Perhatikan berbagai perbedaan ini: Sekularisme menjadi landas tumpu prinsip Amerika, yang diabadikan dalam Amandemen Pertama Konstitusi. Sebaliknya, Al-Qur'an dan Sunna adalah konstitusi Arab Saudi yang diabadikan sebagai pasal pertama Hukum Dasarnya.
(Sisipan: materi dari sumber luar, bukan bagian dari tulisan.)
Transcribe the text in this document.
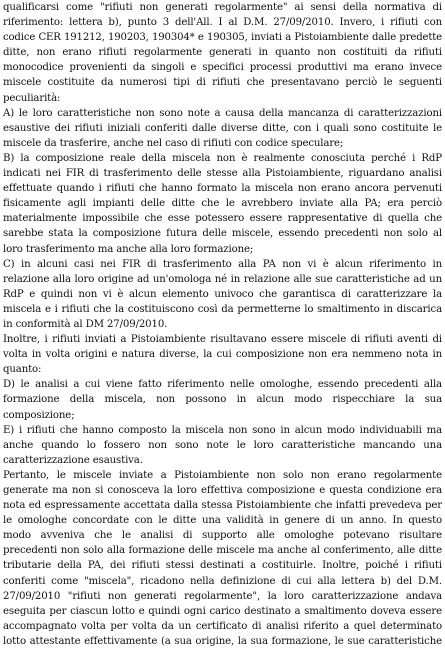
qualificarsi come "rifiuti non generati regolarmente" ai sensi della normativa di
riferimento: lettera b), punto 3 dell'All. I al D.M. 27/09/2010. Invero, i rifiuti con
codice CER 191212, 190203, 190304* e 190305, inviati a Pistoiambiente dalle predette
ditte, non erano rifiuti regolarmente generati in quanto non costituiti da rifiuti
monocodice provenienti da singoli e specifici processi produttivi ma erano invece
miscele costituite da numerosi tipi di rifiuti che presentavano perciò le seguenti
peculiarità:
A) le loro caratteristiche non sono note a causa della mancanza di caratterizzazioni
esaustive dei rifiuti iniziali conferiti dalle diverse ditte, con i quali sono costituite le
miscele da trasferire, anche nel caso di rifiuti con codice speculare;
B) la composizione reale della miscela non è realmente conosciuta perché i RdP
indicati nei FIR di trasferimento delle stesse alla Pistoiambiente, riguardano analisi
effettuate quando i rifiuti che hanno formato la miscela non erano ancora pervenuti
fisicamente agli impianti delle ditte che le avrebbero inviate alla PA; era perciò
materialmente impossibile che esse potessero essere rappresentative di quella che
sarebbe stata la composizione futura delle miscele, essendo precedenti non solo al
loro trasferimento ma anche alla loro formazione;
C) in alcuni casi nei FIR di trasferimento alla PA non vi è alcun riferimento in
relazione alla loro origine ad un'omologa né in relazione alle sue caratteristiche ad un
RdP e quindi non vi è alcun elemento univoco che garantisca di caratterizzare la
miscela e i rifiuti che la costituiscono così da permetterne lo smaltimento in discarica
in conformità al DM 27/09/2010.
Inoltre, i rifiuti inviati a Pistoiambiente risultavano essere miscele di rifiuti aventi di
volta in volta origini e natura diverse, la cui composizione non era nemmeno nota in
quanto:
D) le analisi a cui viene fatto riferimento nelle omologhe, essendo precedenti alla
formazione della miscela, non possono in alcun modo rispecchiare la sua
composizione;
E) i rifiuti che hanno composto la miscela non sono in alcun modo individuabili ma
anche quando lo fossero non sono note le loro caratteristiche mancando una
caratterizzazione esaustiva.
Pertanto, le miscele inviate a Pistoiambiente non solo non erano regolarmente
generate ma non si conosceva la loro effettiva composizione e questa condizione era
nota ed espressamente accettata dalla stessa Pistoiambiente che infatti prevedeva per
le omologhe concordate con le ditte una validità in genere di un anno. In questo
modo avveniva che le analisi di supporto alle omologhe potevano risultare
precedenti non solo alla formazione delle miscele ma anche al conferimento, alle ditte
tributarie della PA, dei rifiuti stessi destinati a costituirle. Inoltre, poiché i rifiuti
conferiti come "miscela", ricadono nella definizione di cui alla lettera b) del D.M.
27/09/2010 "rifiuti non generati regolarmente", la loro caratterizzazione andava
eseguita per ciascun lotto e quindi ogni carico destinato a smaltimento doveva essere
accompagnato volta per volta da un certificato di analisi riferito a quel determinato
lotto attestante effettivamente (a sua origine, la sua formazione, le sue caratteristiche
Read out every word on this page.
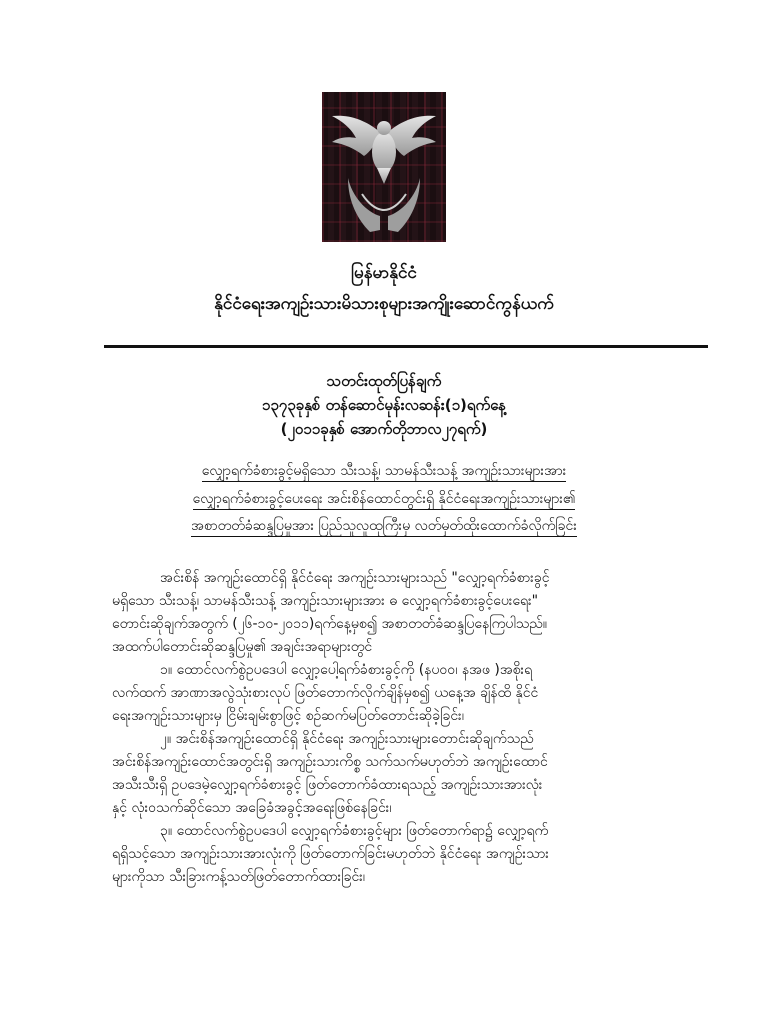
မြန်မာနိုင်ငံ
နိုင်ငံရေးအကျဉ်းသားမိသားစုများအကျိုးဆောင်ကွန်ယက်
သတင်းထုတ်ပြန်ချက်
၁၃၇၃ခုနှစ် တန်ဆောင်မုန်းလဆန်း(၁)ရက်နေ့
(၂၀၁၁ခုနှစ် အောက်တိုဘာလ၂၇ရက်)
လျှော့ရက်ခံစားခွင့်မရှိသော သီးသန့်၊ သာမန်သီးသန့် အကျဉ်းသားများအား
လျှော့ရက်ခံစားခွင့်ပေးရေး အင်းစိန်ထောင်တွင်းရှိ နိုင်ငံရေးအကျဉ်းသားများ၏
အစာတတ်ခံဆန္ဒပြမှုအား ပြည်သူလူထုကြီးမှ လတ်မှတ်ထိုးထောက်ခံလိုက်ခြင်း
အင်းစိန် အကျဉ်းထောင်ရှိ နိုင်ငံရေး အကျဉ်းသားများသည် "လျှော့ရက်ခံစားခွင့်
မရှိသော သီးသန့်၊ သာမန်သီးသန့် အကျဉ်းသားများအား ဓ လျှော့ရက်ခံစားခွင့်ပေးရေး"
တောင်းဆိုချက်အတွက် (၂၆-၁၀-၂၀၁၁)ရက်နေ့မှစ၍ အစာတတ်ခံဆန္ဒပြနေကြပါသည်။
အထက်ပါတောင်းဆိုဆန္ဒပြမှု၏ အချင်းအရာများတွင်
၁။ ထောင်လက်စွဲဥပဒေပါ လျှော့ပေါ့ရက်ခံစားခွင့်ကို (နပ၀၀၊ နအဖ )အစိုးရ
လက်ထက် အာဏာအလွဲသုံးစားလုပ် ဖြတ်တောက်လိုက်ချိန်မှစ၍ ယနေ့အ ချိန်ထိ နိုင်ငံ
ရေးအကျဉ်းသားများမှ ငြိမ်းချမ်းစွာဖြင့် စဉ်ဆက်မပြတ်တောင်းဆိုခဲ့ခြင်း၊
၂။ အင်းစိန်အကျဉ်းထောင်ရှိ နိုင်ငံရေး အကျဉ်းသားများတောင်းဆိုချက်သည်
အင်းစိန်အကျဉ်းထောင်အတွင်းရှိ အကျဉ်းသားကိစ္စ သက်သက်မဟုတ်ဘဲ အကျဉ်းထောင်
အသီးသီးရှိ ဥပဒေမဲ့လျှော့ရက်ခံစားခွင့် ဖြတ်တောက်ခံထားရသည့် အကျဉ်းသားအားလုံး
နှင့် လုံးဝသက်ဆိုင်သော အခြေခံအခွင့်အရေးဖြစ်နေခြင်း၊
၃။ ထောင်လက်စွဲဥပဒေပါ လျှော့ရက်ခံစားခွင့်များ ဖြတ်တောက်ရာ၌ လျှော့ရက်
ရရှိသင့်သော အကျဉ်းသားအားလုံးကို ဖြတ်တောက်ခြင်းမဟုတ်ဘဲ နိုင်ငံရေး အကျဉ်းသား
များကိုသာ သီးခြားကန့်သတ်ဖြတ်တောက်ထားခြင်း၊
Siapa saja bisa membangun bangunan keagamaan berciri apa saja di Amerika Serikat, sehingga Arab Saudi bisa mendanai masjid satu demi satu. Di kerajaan tersebut, hanya masjid yang boleh didirikan. Negeri itu tidak punya satu gereja pun --- atau dalam hal ini, sinagoga atau kuiil Hindu, Sikh, Jain atau Baha'i. Berbagai isyarat yang muncul nyaris satu dekade silam mengatakan, bahwa Arab Saudi bakal mengijinkan sebuah gereja didirkan, namun belum juga terbukti, tapi tampaknya menjadi taktik untuk menunda-nunda.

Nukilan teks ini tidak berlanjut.